Others, such as Bed, Bath and Beyond, will expand cautiously. "On the other hand, some retailers, like Ross, who tend to thrive in down markets as much as up markets, should continue to expand," Crossman says.

New heavyweight anchors will also be entering the Orlando market when the 1.3 million-sf, 405-acre Mall at Millenia is tentatively scheduled to open in late October. Bloomingdale's, Macy's and Neiman Marcus are the big draws. "They will give us a very good read on our market when they open up," Crossman tells GlobeSt.com.

In the Tampa region, 80 miles west of Downtown Orlando, new retail construction will slow slightly this year "due to an economy that has gone from an expected rebound to a deeper decline," Ekovich of Marcus & Millichap says. About 3.5 million sf of new product started in 2000, but only 2.5 million sf is expected to surface this year.

Orlando's retail starts will also be slow compared to last year's pace when four million sf of new product broke ground. "Luxury shopping centers have been in demand for some time in Central Florida, but it remains to be seen if the timing is right for several projects," Ekovich says.

In Lakeland-Winter Haven, retail construction is crawling and is "forecast to pale in comparison to the 700,000 sf started last year," the M&M executive says.

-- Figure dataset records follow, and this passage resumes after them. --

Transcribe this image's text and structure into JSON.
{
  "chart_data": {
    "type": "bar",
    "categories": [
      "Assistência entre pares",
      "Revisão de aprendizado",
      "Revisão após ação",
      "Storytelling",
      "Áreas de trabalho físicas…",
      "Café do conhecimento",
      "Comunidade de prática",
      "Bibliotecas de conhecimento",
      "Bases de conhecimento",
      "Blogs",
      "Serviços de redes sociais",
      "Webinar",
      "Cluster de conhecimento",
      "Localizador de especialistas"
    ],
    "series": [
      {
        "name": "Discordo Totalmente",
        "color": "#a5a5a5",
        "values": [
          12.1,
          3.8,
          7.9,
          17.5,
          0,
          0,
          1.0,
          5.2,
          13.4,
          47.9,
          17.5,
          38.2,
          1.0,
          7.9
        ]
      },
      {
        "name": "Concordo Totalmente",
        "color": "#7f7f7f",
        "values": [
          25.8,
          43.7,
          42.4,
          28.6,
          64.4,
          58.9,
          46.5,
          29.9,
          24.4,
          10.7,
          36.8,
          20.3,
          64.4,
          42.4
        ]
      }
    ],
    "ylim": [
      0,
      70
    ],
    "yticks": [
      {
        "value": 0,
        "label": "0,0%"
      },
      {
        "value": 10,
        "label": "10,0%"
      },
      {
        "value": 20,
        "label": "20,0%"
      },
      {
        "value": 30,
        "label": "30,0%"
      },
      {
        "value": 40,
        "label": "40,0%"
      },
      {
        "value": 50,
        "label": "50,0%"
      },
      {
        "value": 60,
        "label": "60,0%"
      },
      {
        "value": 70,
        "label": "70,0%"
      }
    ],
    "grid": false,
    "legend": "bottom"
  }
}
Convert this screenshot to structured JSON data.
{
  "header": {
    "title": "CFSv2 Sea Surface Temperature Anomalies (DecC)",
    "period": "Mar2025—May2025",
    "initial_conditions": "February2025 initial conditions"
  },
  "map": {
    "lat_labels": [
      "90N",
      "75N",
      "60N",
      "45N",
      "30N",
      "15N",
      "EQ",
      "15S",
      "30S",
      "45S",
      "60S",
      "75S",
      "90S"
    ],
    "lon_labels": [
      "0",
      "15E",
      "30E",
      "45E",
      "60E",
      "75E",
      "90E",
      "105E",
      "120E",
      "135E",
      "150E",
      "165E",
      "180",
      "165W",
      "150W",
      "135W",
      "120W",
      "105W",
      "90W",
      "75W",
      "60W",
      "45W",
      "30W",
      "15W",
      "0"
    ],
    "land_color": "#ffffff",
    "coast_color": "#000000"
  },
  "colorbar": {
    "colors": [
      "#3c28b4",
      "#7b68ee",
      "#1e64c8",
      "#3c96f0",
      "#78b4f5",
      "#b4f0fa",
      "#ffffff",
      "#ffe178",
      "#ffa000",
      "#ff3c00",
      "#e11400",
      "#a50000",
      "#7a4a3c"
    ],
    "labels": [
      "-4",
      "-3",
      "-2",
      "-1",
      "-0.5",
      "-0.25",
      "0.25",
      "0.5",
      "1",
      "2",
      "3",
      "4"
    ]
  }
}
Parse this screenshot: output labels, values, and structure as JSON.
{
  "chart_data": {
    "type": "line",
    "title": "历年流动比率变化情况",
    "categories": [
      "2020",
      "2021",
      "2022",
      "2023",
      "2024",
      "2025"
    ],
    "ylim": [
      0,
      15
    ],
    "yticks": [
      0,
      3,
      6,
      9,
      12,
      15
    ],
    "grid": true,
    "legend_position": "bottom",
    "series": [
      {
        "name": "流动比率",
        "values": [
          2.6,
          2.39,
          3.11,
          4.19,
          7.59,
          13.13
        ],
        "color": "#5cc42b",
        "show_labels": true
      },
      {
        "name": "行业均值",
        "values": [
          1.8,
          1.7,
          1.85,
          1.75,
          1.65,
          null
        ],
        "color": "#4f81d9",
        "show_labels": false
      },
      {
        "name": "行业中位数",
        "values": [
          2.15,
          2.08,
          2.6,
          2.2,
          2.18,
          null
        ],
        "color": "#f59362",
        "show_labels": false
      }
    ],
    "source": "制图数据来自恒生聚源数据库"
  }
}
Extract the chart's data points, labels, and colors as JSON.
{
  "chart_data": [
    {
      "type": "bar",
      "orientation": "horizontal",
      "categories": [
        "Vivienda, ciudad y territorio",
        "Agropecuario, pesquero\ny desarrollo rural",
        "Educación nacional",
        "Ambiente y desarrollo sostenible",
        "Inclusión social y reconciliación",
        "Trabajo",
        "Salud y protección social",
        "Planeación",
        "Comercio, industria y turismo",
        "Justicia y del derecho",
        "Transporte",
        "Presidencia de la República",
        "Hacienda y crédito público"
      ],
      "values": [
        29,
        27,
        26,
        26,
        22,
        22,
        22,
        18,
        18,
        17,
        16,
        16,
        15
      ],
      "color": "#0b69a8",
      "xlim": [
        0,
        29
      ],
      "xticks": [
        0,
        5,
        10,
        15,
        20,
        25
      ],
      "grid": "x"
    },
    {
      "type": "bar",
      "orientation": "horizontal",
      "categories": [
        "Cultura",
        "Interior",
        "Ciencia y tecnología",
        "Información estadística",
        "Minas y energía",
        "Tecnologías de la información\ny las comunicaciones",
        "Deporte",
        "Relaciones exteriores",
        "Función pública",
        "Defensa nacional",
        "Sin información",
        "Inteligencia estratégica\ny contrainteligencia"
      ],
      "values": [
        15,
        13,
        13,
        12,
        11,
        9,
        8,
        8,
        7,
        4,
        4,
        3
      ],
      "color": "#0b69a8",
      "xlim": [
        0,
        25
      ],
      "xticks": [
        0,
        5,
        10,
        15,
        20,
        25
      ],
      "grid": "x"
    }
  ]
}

Tampa retail vacancies over the past two years have ranged between 10% and 11% and are expected to continue that pattern this year, even though consumer spending remains lower than usual, Ekovich says.

In Orlando, "although construction is forecast to slow slightly, the tourism trade that heavily impacts the (retail) market will enter a period of uncertainty and retail occupancy will suffer," Ekovich predicts. Vacancies will remain stable at 9% to 10% in the 45 million-sf metro Orlando market.

Sarasota, south of Tampa, will see vacancies of about 11% "as continued construction is met by solid demand," the M&M broker says. "While the next six months will be particularly trying for markets more reliant on the tourism industry, retail properties in Sarasota will remain solid performers due to the region's strong demographics."

The Lakeland-Winter Haven hub, 60 miles south of Downtown Orlando, has the highest retail vacancy in Central Florida at 15%. However, "the area has made great strides in reducing the statistic over the past 18 months," Ekovich notes. "Vacancy rates should continue to decline as demand outpaces supply."